Rumours and counter-rumours had been circulated "deliberately designed to throw us off course".

He said the inquiry had been the biggest investigation of its kind to be held in the UK. "It should not have taken years to get to the point we are now.

"None of us are above the law and no future inquiry should have to be conducted in the way we have had to conduct ours." He said he would be returning in January to see if his 21 recommendations had been implemented.

"My inquiries have highlighted collusion, the wilful failure to keep records, the absence of accountability, the withholding of intelligence and evidence, and the extreme of agents being involved in murder.

"These serious acts and omissions have meant that people have been killed or seriously injured. Informants and agents were allowed to operate without effective control and to participate in terrorist crimes.
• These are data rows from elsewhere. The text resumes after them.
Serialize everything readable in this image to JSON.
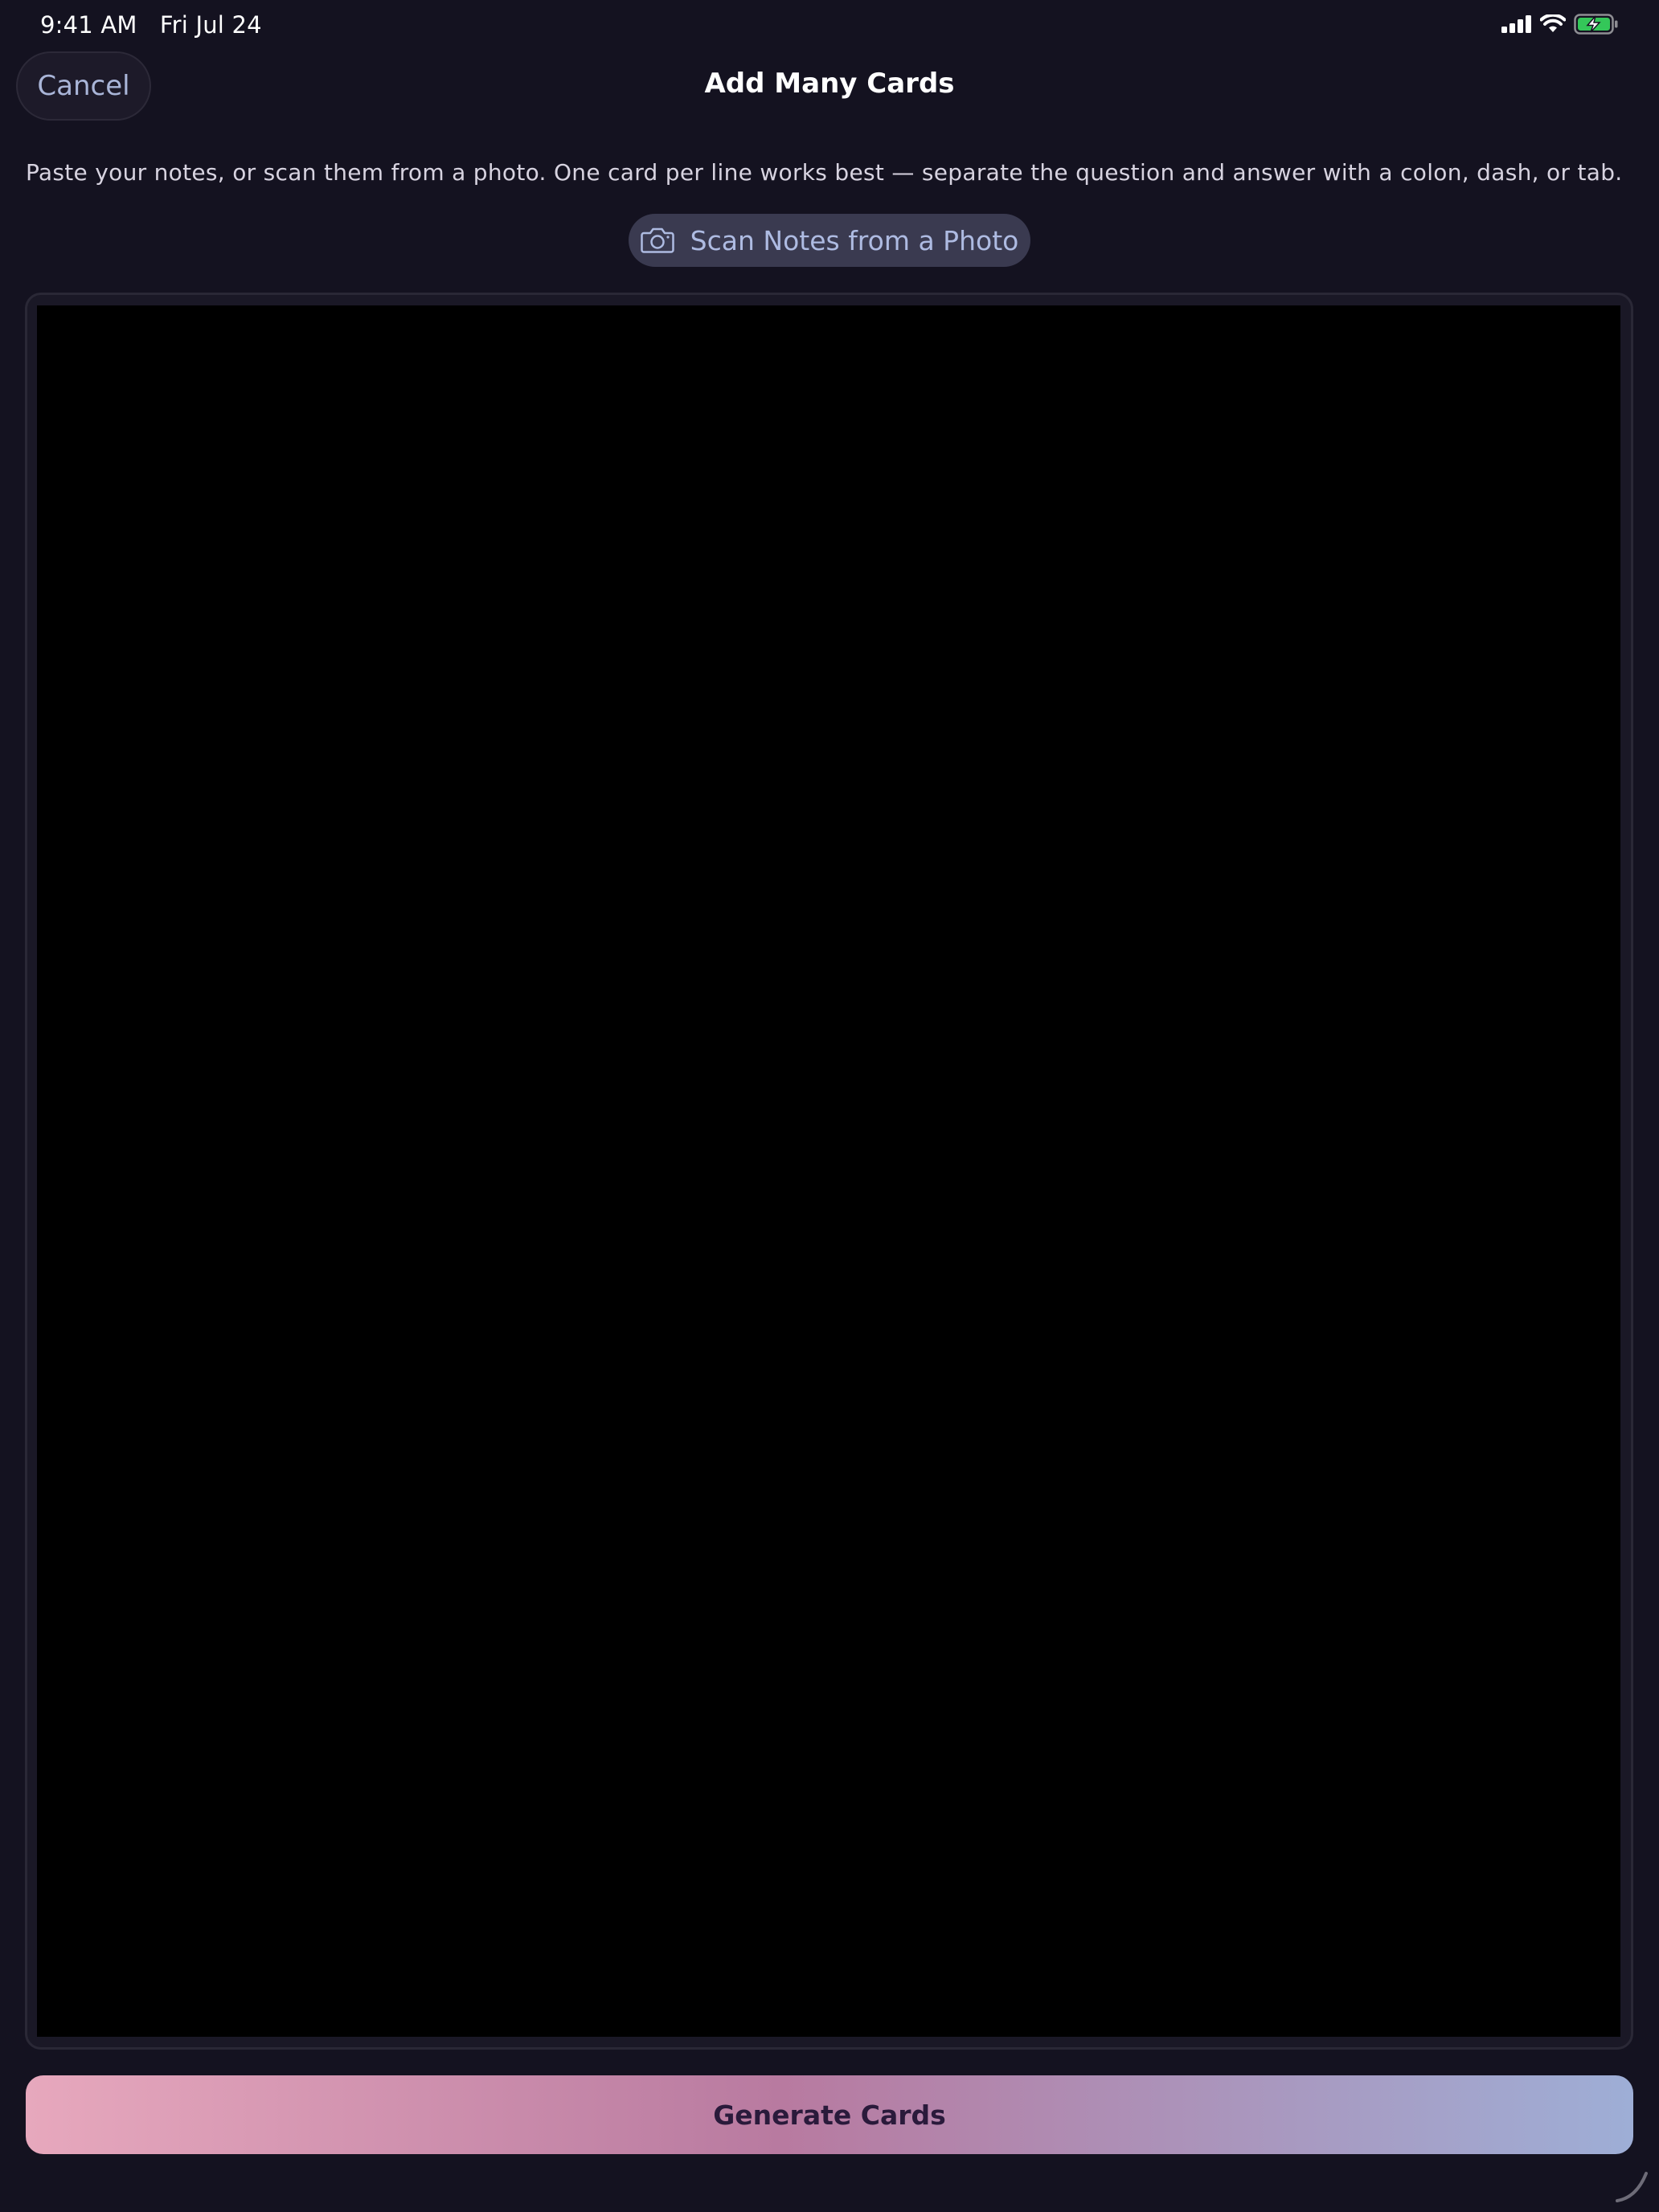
{
  "status_bar": {
    "time": "9:41 AM",
    "date": "Fri Jul 24",
    "icons": [
      "cellular-signal-icon",
      "wifi-icon",
      "battery-charging-icon"
    ],
    "battery_color": "#34c759"
  },
  "nav": {
    "cancel_label": "Cancel",
    "title": "Add Many Cards"
  },
  "instructions": "Paste your notes, or scan them from a photo. One card per line works best — separate the question and answer with a colon, dash, or tab.",
  "scan_button": {
    "icon": "camera-icon",
    "label": "Scan Notes from a Photo"
  },
  "editor": {
    "value": ""
  },
  "generate_button": {
    "label": "Generate Cards",
    "gradient": [
      "#e7a8bd",
      "#b87aa0",
      "#9eaed6"
    ]
  },
  "colors": {
    "background": "#141220",
    "accent_text": "#a9b5d8"
  }
}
"Nationalists were known to be targeted but were not properly warned or protected. Important evidence was neither exploited nor preserved." Sir John said the report released to the media could not go into "the detail you would like" because of the ongoing nature of his investigations and further possible criminal charges and prosecutions.

The families of some of those whose loved ones were killed in the controversial killings were angry when they were barred from the press conference. Police officers dragged one woman away from the room.

Mr Mark Thompson of Relatives for Justice said: "It is an absolute disgrace that the families who have been bereaved and who are being discussed in this report have been excluded.

"It is bad enough that only around 20 pages of this document is being published without us having to ensure this sort of treatment." The families were later given access to detectives from the Stevens Inquiry but they said their request to meet Sir John was denied.